Our province is beautiful – and expansive – making driving necessary to get where we need to be. Whether it’s grabbing your commuter cup full of piping, hot coffee and heading to work in the morning or piling the kids in the car and heading to soccer practice or the rink, driving is a fact of life for most.
For those who are career drivers, like bus, taxi or delivery drivers, or even those who just live a go-go lifestyle, back pain can be an unfortunate side effect of living on the open road.
Professor Mark Porter, of Loughborough University in the United Kingdom, has found that absence from work because of back pain is six times higher for drivers who are at the wheel for more than four hours a day. Four hours a day may seem like a lot, but when you think about it, all those little trips you make in a day add up quickly.
What causes back pain when I drive?
Back pain when driving for long periods can be caused by a number of things:
- your lumbar curve is all but lost, placing extra strain on the vertebrae and discs
- your spine takes the brunt of all bumps or quick turns you make
- those who drive with their seat reclined or lowered tend to keep their legs straighter, placing strain on their hamstrings, in turn pulling on their pelvic attachments and resulting in the pelvis rolling backwards, this causes the spine to pitch posteriorly. The rest of the spine is then forced to curve forward in compensation
- reclining or lowering your seat also places stress on your neck because you are forced to flex your neck by up to 20 degrees in order to look straight ahead
How can I ease my back pain while driving?
There are a number of ways to help ease your pain:
Use a lumbar support – A lumbar support, which is essentially a cushion for your lower back, can go a long way in preventing pain. You can purchase one specifically made for driving or it can be as easy as using an old couch pillow or a rolled up towel.
Move your seat forward – Getting as close as you can to the steering wheel, without it being uncomfortable, is the optimal driving distance to prevent back pain. This way you aren’t slouching and also not straining yourself to reach the pedals.
Adjust your hands on the steering wheel – We were all told by our driving instructor, “keep those hands at 10 and 2,” over and over. This was definitely true when we were 16-years-old and trying to get our licence, but isn’t true when we are looking to alleviate back pain. With the invention of airbags, research has found that your hands should be at 9 o’clock and 3 o’clock. This allows you to rest your elbows on the armrests, which can help ease pain, especially in the upper back.

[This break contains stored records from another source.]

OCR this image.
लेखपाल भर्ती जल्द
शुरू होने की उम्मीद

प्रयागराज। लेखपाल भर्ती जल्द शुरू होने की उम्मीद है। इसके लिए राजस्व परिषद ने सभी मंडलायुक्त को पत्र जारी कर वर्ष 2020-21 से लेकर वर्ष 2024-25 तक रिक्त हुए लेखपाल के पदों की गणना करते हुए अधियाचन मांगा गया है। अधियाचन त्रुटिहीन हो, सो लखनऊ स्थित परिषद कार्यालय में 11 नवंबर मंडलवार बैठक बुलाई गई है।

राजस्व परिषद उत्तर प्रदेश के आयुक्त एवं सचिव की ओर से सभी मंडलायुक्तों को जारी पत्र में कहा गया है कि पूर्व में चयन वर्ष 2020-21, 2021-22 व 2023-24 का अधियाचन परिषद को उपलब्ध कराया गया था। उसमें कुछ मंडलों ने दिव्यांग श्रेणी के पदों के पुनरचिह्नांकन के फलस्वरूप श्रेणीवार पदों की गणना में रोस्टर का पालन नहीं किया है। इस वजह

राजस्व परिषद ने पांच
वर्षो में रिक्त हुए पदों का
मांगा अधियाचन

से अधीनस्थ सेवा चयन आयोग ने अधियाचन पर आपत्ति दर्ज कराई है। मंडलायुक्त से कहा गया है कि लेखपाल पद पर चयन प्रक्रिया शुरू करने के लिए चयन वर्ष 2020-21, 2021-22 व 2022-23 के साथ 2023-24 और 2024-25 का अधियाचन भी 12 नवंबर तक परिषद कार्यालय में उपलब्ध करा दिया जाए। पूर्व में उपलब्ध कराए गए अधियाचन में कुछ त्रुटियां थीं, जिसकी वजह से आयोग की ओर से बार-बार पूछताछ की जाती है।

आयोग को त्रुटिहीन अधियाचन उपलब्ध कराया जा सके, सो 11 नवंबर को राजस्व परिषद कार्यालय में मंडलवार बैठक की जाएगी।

Stretching – Stretching it out (perhaps with the Straighten Up Canada program), before hopping in the car is a great way to prevent driving related pains from creeping up. Getting out and stretching every half-hour or so will alleviate some of your pain if you can spare the time or if you know you’re going to be in your car for a long time throughout the day.
You can always see your chiropractor if you are still unsure about how to prevent and alleviate back pain. Your chiropractors is an expert in the diagnosis and treatment of conditions of the musculoskeletal system (the body’s bones, muscles, cartilage, tendons, joints and connective tissue). Your chiropractor will first assess your back’s current condition and then develop a treatment plan for you to help ease your pain.